Open weissi opened 2 years ago

weissi commented 2 years ago

ByteBuffer's get*/set* methods have a very niche use-case. In almost all cases, the users should use read*/write* or something like readableBytesView.

The key issues are stuff like buffer.getData(at: 0, length: 16). This will often work (because many ByteBuffers happen to have readerIndex == 0) but it won't always work.

Unfortunately the get* APIs are very prominent and new users are pretty much invited to use them because the read* APIs require a mutable ByteBuffer. So if you (which is common!) have an immutable one (say a function argument), then Xcode won't even complete the read* versions. So of course users use get* and then write wrong code.

I'm proposing a set of changes:

That would mean. All existing uses of buffer.get*(at: 0, length: ...) can without other changes be made buffer.peek*(length: ...). And the few uses of buffer.get*(at: nonZeroArgument) can use the specialised, scary sounding new methods.

vlm commented 2 years ago

+1

Lukasa commented 2 years ago

While I think these changes are reasonable, I'm not sure if they merit the churn of a deprecate/replace cycle. In particular, the fact that we cannot unilaterally recommend a single transformation for the get* methods means that each call site needs to be audited by hand for the appropriate replacement.

A quick search across the core NIO repositories (swift-nio, swift-nio-ssl, swift-nio-http2, swift-nio-extras, swift-nio-transport-services, swift-nio-ssh) reveals 530 call sites for these methods. Each of these call sites will need to be manually audited and rewritten to use the appropriate invocation.

A related note is that it's not uncommon to declare methods like this as well, so this change has to propagate through the ecosystem.
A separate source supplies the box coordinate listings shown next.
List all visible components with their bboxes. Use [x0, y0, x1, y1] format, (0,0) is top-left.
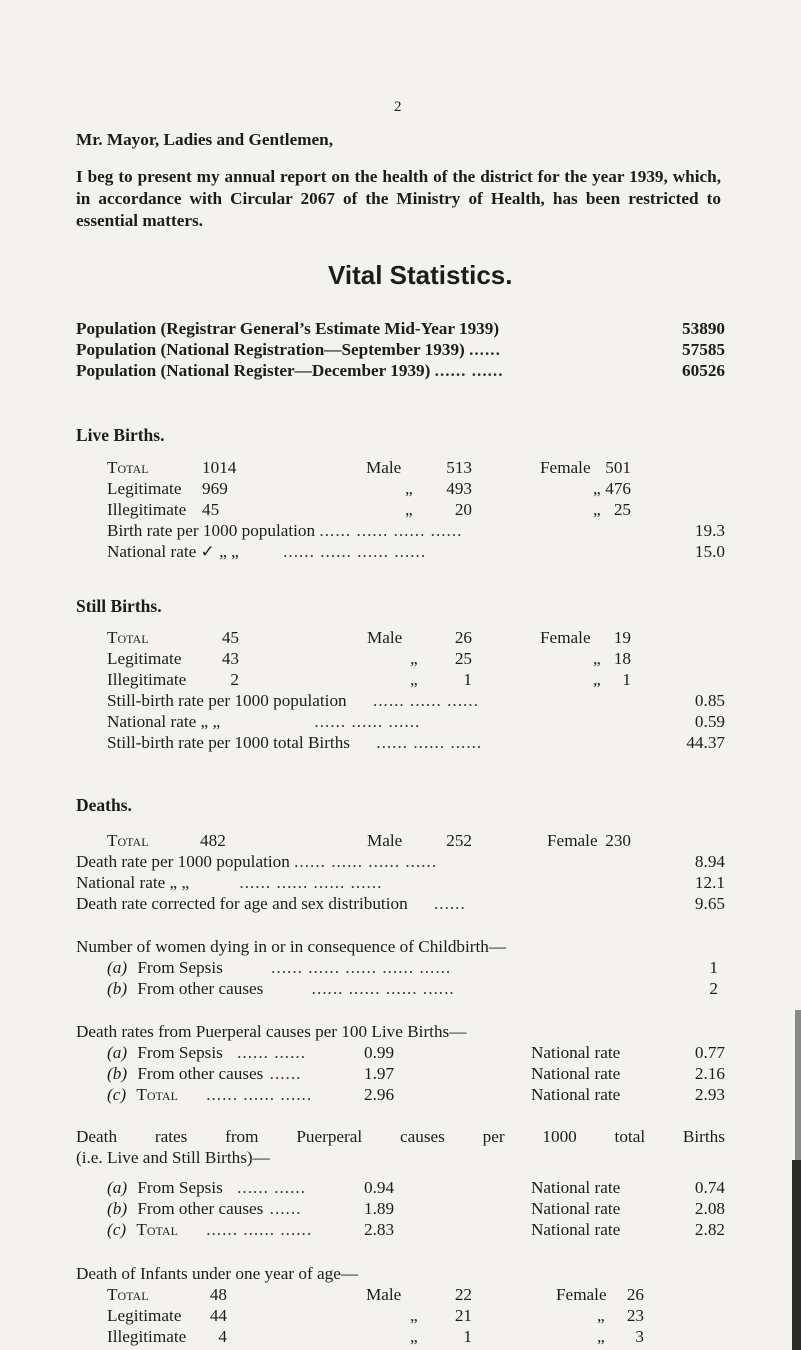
- item-label: From Sepsis: [137, 1043, 223, 1062]
- item-value: 2.83: [364, 1220, 395, 1239]
- rate-label: National rate ✓ „ „: [107, 542, 239, 561]
- female-label: Female: [556, 1285, 607, 1304]
- female-value: 501: [605, 458, 631, 477]
- male-value: 1: [463, 1327, 472, 1346]
- rate-row: [107, 691, 479, 711]
- male-value: 513: [446, 458, 472, 477]
- section-title: Vital Statistics.: [328, 260, 513, 290]
- male-label: „: [410, 649, 418, 668]
- item-key: (b): [107, 1199, 128, 1218]
- national-rate-label: National rate: [531, 1178, 621, 1197]
- intro-word: Death: [76, 1127, 118, 1146]
- male-value: 252: [446, 831, 472, 850]
- intro-paragraph: I beg to present my annual report on the health of the district for the year 1939, which, in accordance with Circular 2067 of the Ministry of Health, has been restricted to essential matters.: [76, 167, 721, 230]
- female-label: „: [597, 1306, 605, 1325]
- female-label: „: [593, 670, 601, 689]
- rate-value: 12.1: [694, 873, 725, 892]
- leader-dots: ...... ...... ...... ......: [283, 542, 427, 561]
- rate-label: National rate „ „: [107, 712, 221, 731]
- rate-row: [107, 733, 482, 753]
- population-row: [76, 361, 504, 381]
- leader-dots: ...... ...... ...... ...... ......: [271, 958, 452, 977]
- childbirth-intro: Number of women dying in or in consequence of Childbirth—: [76, 937, 507, 956]
- rate-label: Death rate per 1000 population: [76, 852, 290, 871]
- leader-dots: ...... ...... ...... ......: [294, 852, 438, 871]
- male-label: „: [405, 500, 413, 519]
- row-number: 43: [221, 649, 239, 668]
- page-edge-shadow: [792, 1160, 801, 1350]
- leader-dots: ......: [433, 894, 466, 913]
- item-label: From other causes: [137, 1199, 264, 1218]
- item-value: 0.99: [364, 1043, 395, 1062]
- national-rate-label: National rate: [531, 1064, 621, 1083]
- population-label: Population (Registrar General’s Estimate Mid-Year 1939): [76, 319, 500, 338]
- item-key: (b): [107, 1064, 128, 1083]
- male-label: „: [410, 1306, 418, 1325]
- item-value: 1: [709, 958, 718, 977]
- row-number: 4: [218, 1327, 227, 1346]
- item-key: (c): [107, 1220, 127, 1239]
- row-number: 969: [202, 479, 228, 498]
- item-key: (b): [107, 979, 128, 998]
- leader-dots: ...... ...... ......: [206, 1085, 313, 1104]
- leader-dots: ...... ......: [237, 1178, 306, 1197]
- national-rate-value: 2.82: [694, 1220, 725, 1239]
- list-item: [107, 1043, 306, 1063]
- page-edge-shadow-top: [795, 1010, 801, 1160]
- row-number: 2: [230, 670, 239, 689]
- item-value: 0.94: [364, 1178, 395, 1197]
- intro-word: total: [614, 1127, 646, 1146]
- population-row: [76, 319, 499, 339]
- leader-dots: ......: [269, 1199, 302, 1218]
- leader-dots: ...... ...... ...... ......: [239, 873, 383, 892]
- item-value: 1.97: [364, 1064, 395, 1083]
- national-rate-value: 0.74: [694, 1178, 725, 1197]
- female-label: Female: [547, 831, 598, 850]
- row-label: Total: [107, 1285, 149, 1304]
- rate-row: [76, 873, 382, 893]
- item-label: From Sepsis: [137, 958, 223, 977]
- row-label: Illegitimate: [107, 670, 187, 689]
- row-label: Total: [107, 628, 149, 647]
- item-label: From Sepsis: [137, 1178, 223, 1197]
- female-label: „: [593, 649, 601, 668]
- puerperal-live-intro: Death rates from Puerperal causes per 100 Live Births—: [76, 1022, 467, 1041]
- female-label: „: [597, 1327, 605, 1346]
- population-value: 60526: [682, 361, 725, 380]
- intro-word: from: [225, 1127, 259, 1146]
- leader-dots: ...... ...... ...... ......: [311, 979, 455, 998]
- list-item: [107, 979, 455, 999]
- item-label: From other causes: [137, 1064, 264, 1083]
- item-label: From other causes: [137, 979, 264, 998]
- intro-word: per: [482, 1127, 505, 1146]
- national-rate-value: 0.77: [694, 1043, 725, 1062]
- item-value: 1.89: [364, 1199, 395, 1218]
- intro-word: 1000: [542, 1127, 577, 1146]
- intro-word: rates: [154, 1127, 188, 1146]
- national-rate-label: National rate: [531, 1085, 621, 1104]
- male-label: Male: [366, 1285, 402, 1304]
- female-value: 1: [622, 670, 631, 689]
- rate-row: [107, 542, 426, 562]
- national-rate-label: National rate: [531, 1199, 621, 1218]
- leader-dots: ...... ...... ......: [376, 733, 483, 752]
- rate-value: 44.37: [686, 733, 725, 752]
- rate-value: 9.65: [694, 894, 725, 913]
- population-label: Population (National Register—December 1939): [76, 361, 431, 380]
- female-value: 26: [626, 1285, 644, 1304]
- row-number: 48: [209, 1285, 227, 1304]
- male-value: 22: [454, 1285, 472, 1304]
- leader-dots: ......: [469, 340, 501, 359]
- list-item: [107, 1178, 306, 1198]
- rate-row: [107, 712, 420, 732]
- row-number: 44: [209, 1306, 227, 1325]
- male-label: Male: [366, 458, 402, 477]
- male-label: Male: [367, 628, 403, 647]
- rate-value: 8.94: [694, 852, 725, 871]
- rate-row: [107, 521, 462, 541]
- national-rate-label: National rate: [531, 1220, 621, 1239]
- rate-value: 15.0: [694, 542, 725, 561]
- female-label: Female: [540, 458, 591, 477]
- male-value: 493: [446, 479, 472, 498]
- population-value: 57585: [682, 340, 725, 359]
- female-label: „: [593, 500, 601, 519]
- population-row: [76, 340, 501, 360]
- infants-intro: Death of Infants under one year of age—: [76, 1264, 359, 1283]
- deaths-heading: Deaths.: [76, 795, 132, 815]
- page-number: 2: [394, 99, 402, 115]
- rate-label: Birth rate per 1000 population: [107, 521, 316, 540]
- row-label: Illegitimate: [107, 500, 187, 519]
- item-label: Total: [136, 1220, 178, 1239]
- row-number: 45: [202, 500, 220, 519]
- item-key: (c): [107, 1085, 127, 1104]
- row-number: 1014: [202, 458, 237, 477]
- leader-dots: ...... ...... ......: [372, 691, 479, 710]
- national-rate-label: National rate: [531, 1043, 621, 1062]
- male-value: 25: [454, 649, 472, 668]
- item-key: (a): [107, 958, 128, 977]
- female-value: 476: [605, 479, 631, 498]
- list-item: [107, 1064, 301, 1084]
- male-label: „: [405, 479, 413, 498]
- intro-word: Puerperal: [296, 1127, 363, 1146]
- male-value: 1: [463, 670, 472, 689]
- national-rate-value: 2.16: [694, 1064, 725, 1083]
- male-label: „: [410, 670, 418, 689]
- rate-label: National rate „ „: [76, 873, 190, 892]
- intro-word: causes: [399, 1127, 445, 1146]
- female-value: 18: [613, 649, 631, 668]
- list-item: [107, 1085, 312, 1105]
- leader-dots: ...... ...... ......: [206, 1220, 313, 1239]
- list-item: [107, 958, 451, 978]
- rate-value: 0.59: [694, 712, 725, 731]
- item-value: 2: [709, 979, 718, 998]
- female-value: 23: [626, 1306, 644, 1325]
- list-item: [107, 1220, 312, 1240]
- rate-label: Still-birth rate per 1000 total Births: [107, 733, 350, 752]
- population-label: Population (National Registration—September 1939): [76, 340, 465, 359]
- row-label: Legitimate: [107, 479, 182, 498]
- row-label: Legitimate: [107, 1306, 182, 1325]
- leader-dots: ...... ...... ...... ......: [319, 521, 463, 540]
- male-value: 20: [454, 500, 472, 519]
- leader-dots: ...... ......: [237, 1043, 306, 1062]
- rate-row: [76, 852, 437, 872]
- male-value: 21: [454, 1306, 472, 1325]
- male-label: „: [410, 1327, 418, 1346]
- male-label: Male: [367, 831, 403, 850]
- national-rate-value: 2.93: [694, 1085, 725, 1104]
- female-value: 3: [635, 1327, 644, 1346]
- still-births-heading: Still Births.: [76, 596, 162, 616]
- female-value: 230: [605, 831, 631, 850]
- rate-value: 0.85: [694, 691, 725, 710]
- live-births-heading: Live Births.: [76, 425, 165, 445]
- puerperal-total-intro-line2: (i.e. Live and Still Births)—: [76, 1148, 270, 1167]
- item-key: (a): [107, 1178, 128, 1197]
- item-value: 2.96: [364, 1085, 395, 1104]
- rate-row: [76, 894, 466, 914]
- puerperal-total-intro: [76, 1127, 725, 1147]
- salutation: Mr. Mayor, Ladies and Gentlemen,: [76, 130, 334, 149]
- rate-label: Death rate corrected for age and sex distribution: [76, 894, 408, 913]
- female-value: 25: [613, 500, 631, 519]
- female-label: Female: [540, 628, 591, 647]
- leader-dots: ......: [269, 1064, 302, 1083]
- leader-dots: ...... ......: [434, 361, 504, 380]
- row-number: 45: [221, 628, 239, 647]
- row-label: Total: [107, 458, 149, 477]
- item-label: Total: [136, 1085, 178, 1104]
- male-value: 26: [454, 628, 472, 647]
- intro-word: Births: [682, 1127, 725, 1146]
- leader-dots: ...... ...... ......: [314, 712, 421, 731]
- rate-label: Still-birth rate per 1000 population: [107, 691, 347, 710]
- rate-value: 19.3: [694, 521, 725, 540]
- population-value: 53890: [682, 319, 725, 338]
- row-label: Legitimate: [107, 649, 182, 668]
- item-key: (a): [107, 1043, 128, 1062]
- female-label: „: [593, 479, 601, 498]
- row-label: Illegitimate: [107, 1327, 187, 1346]
- row-label: Total: [107, 831, 149, 850]
- list-item: [107, 1199, 301, 1219]
- female-value: 19: [613, 628, 631, 647]
- national-rate-value: 2.08: [694, 1199, 725, 1218]
- row-number: 482: [200, 831, 226, 850]
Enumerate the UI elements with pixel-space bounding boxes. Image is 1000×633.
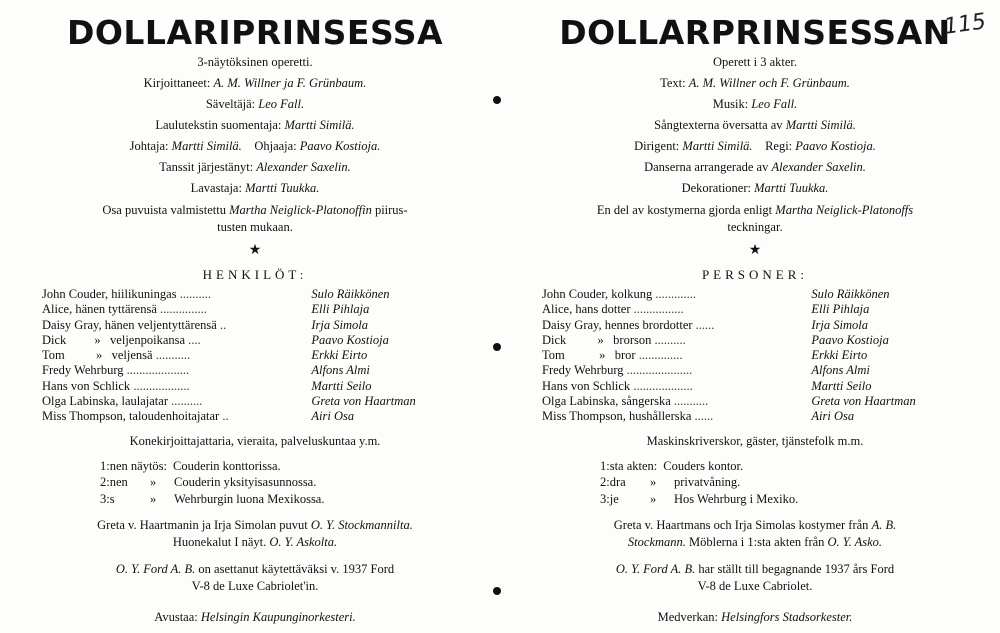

This forces some more churn there too: I count 35 such methods in the core NIO repos listed above.

None of this is the end of the world, but I think it does prompt the question of whether the downside of these APIs justifies the cost of migrating them. I don't have good numbers for how this affects repos outside the core NIO repo, so it's hard to be confident of what the total ecosystem churn is. The result is that I'm on the fence: this change produces a lot of work, but I'm not sure how much it helps.